Background: Anti–amyloid-β (Aβ) monoclonal antibodies (mAbs) are currently in development for treating Alzheimer’s disease.
Objectives: To address the complexity of Aβ target engagement profiles, improve the understanding of crenezumab pharmacokinetics (PK) and Aβ pharmacodynamics (PD) in the brain, and facilitate comparison of anti-Aβ therapies with different binding characteristics.
Methods: A mechanistic mathematical model was developed describing the distribution, elimination, and binding kinetics of anti-Aβ mAbs and Aβ (monomeric and oligomeric forms of Aβ1-40 and Aβ1-42) in the brain, cerebrospinal fluid (CSF), and plasma. Physiologically meaningful values were assigned to the model parameters based on previous data, with remaining parameters fitted to clinical measurements of Aβ concentrations in CSF and plasma, and PK/PD data of patients undergoing anti-Aβ therapy. Aβ target engagement profiles were simulated using a Monte Carlo approach to explore the impact of biological uncertainty in the model parameters.
Results: Model-based estimates of in vivo affinity of the antibody to monomeric Aβ were qualitatively consistent with previous data. Simulations of Aβ target engagement profiles captured observed mean and variance of clinical PK/PD data.

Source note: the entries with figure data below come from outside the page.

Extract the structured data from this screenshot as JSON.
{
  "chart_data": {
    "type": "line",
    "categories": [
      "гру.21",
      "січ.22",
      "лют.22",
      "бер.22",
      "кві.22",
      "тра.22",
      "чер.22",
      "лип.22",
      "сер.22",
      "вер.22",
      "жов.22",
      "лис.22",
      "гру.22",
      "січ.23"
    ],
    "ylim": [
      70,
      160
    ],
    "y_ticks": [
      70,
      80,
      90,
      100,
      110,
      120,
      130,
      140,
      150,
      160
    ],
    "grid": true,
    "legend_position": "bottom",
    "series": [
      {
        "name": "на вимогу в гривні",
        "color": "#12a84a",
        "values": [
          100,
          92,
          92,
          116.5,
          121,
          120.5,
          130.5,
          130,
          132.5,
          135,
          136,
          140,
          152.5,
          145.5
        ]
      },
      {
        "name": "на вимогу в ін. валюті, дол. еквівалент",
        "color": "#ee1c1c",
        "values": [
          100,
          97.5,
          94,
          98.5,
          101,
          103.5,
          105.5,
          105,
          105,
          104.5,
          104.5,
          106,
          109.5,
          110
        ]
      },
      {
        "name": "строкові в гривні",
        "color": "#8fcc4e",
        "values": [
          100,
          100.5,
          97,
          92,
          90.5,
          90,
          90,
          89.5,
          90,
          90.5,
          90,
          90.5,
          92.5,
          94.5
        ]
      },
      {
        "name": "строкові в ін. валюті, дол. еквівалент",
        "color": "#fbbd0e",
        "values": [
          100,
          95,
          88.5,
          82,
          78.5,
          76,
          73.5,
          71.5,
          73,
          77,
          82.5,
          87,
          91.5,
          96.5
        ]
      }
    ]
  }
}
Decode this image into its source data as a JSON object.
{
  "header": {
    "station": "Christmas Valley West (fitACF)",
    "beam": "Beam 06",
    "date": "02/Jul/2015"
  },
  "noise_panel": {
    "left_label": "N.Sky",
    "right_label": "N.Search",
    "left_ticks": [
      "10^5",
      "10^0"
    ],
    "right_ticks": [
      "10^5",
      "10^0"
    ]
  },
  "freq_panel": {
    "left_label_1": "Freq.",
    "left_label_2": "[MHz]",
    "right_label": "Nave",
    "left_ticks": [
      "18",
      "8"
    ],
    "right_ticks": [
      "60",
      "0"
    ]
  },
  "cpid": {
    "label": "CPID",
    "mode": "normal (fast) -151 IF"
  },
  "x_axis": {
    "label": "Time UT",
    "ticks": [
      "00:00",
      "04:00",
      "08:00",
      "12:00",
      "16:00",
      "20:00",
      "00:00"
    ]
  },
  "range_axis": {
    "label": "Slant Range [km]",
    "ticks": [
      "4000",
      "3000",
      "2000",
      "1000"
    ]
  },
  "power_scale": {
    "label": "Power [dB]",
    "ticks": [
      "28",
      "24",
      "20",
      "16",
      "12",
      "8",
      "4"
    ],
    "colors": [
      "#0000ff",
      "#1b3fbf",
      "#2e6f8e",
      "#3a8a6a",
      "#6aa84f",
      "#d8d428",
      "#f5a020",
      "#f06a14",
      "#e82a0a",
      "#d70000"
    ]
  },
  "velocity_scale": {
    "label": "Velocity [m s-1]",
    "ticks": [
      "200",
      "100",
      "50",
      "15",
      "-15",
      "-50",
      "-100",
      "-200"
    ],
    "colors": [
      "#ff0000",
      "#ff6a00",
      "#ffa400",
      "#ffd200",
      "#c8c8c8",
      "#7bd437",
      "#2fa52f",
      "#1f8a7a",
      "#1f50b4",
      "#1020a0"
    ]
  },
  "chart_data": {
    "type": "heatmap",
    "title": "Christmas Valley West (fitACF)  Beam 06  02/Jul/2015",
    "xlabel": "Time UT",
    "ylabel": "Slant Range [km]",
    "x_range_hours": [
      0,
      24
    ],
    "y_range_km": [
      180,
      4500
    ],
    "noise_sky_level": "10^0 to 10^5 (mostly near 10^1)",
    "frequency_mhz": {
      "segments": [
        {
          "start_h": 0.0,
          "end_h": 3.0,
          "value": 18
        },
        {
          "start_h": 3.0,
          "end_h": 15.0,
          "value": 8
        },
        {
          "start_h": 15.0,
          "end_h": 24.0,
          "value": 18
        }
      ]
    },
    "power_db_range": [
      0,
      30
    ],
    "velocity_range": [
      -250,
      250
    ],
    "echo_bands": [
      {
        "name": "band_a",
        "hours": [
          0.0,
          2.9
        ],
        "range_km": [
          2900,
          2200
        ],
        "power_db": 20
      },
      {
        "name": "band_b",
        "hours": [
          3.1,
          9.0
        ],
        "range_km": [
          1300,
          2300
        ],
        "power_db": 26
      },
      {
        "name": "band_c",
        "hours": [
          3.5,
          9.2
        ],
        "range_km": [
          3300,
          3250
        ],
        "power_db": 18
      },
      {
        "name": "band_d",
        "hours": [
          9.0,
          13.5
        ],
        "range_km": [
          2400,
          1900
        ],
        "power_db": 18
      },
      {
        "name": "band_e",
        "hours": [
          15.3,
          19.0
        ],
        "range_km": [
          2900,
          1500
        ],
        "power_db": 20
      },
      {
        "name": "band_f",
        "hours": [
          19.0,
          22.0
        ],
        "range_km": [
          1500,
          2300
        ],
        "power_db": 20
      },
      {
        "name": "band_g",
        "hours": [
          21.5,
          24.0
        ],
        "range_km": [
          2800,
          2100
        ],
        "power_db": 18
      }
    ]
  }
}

Conclusion: This model is useful for comparing target engagement profiles of different anti-Aβ therapies and demonstrates that 60 mg/kg crenezumab yields a significant increase in Aβ engagement compared with lower doses of solanezumab, supporting the selection of 60 mg/kg crenezumab for phase 3 studies. The model also provides evidence that delivery of sufficient quantities of mAb to brain interstitial fluid is a limiting step with respect to the magnitude of soluble Aβ oligomer neutralization.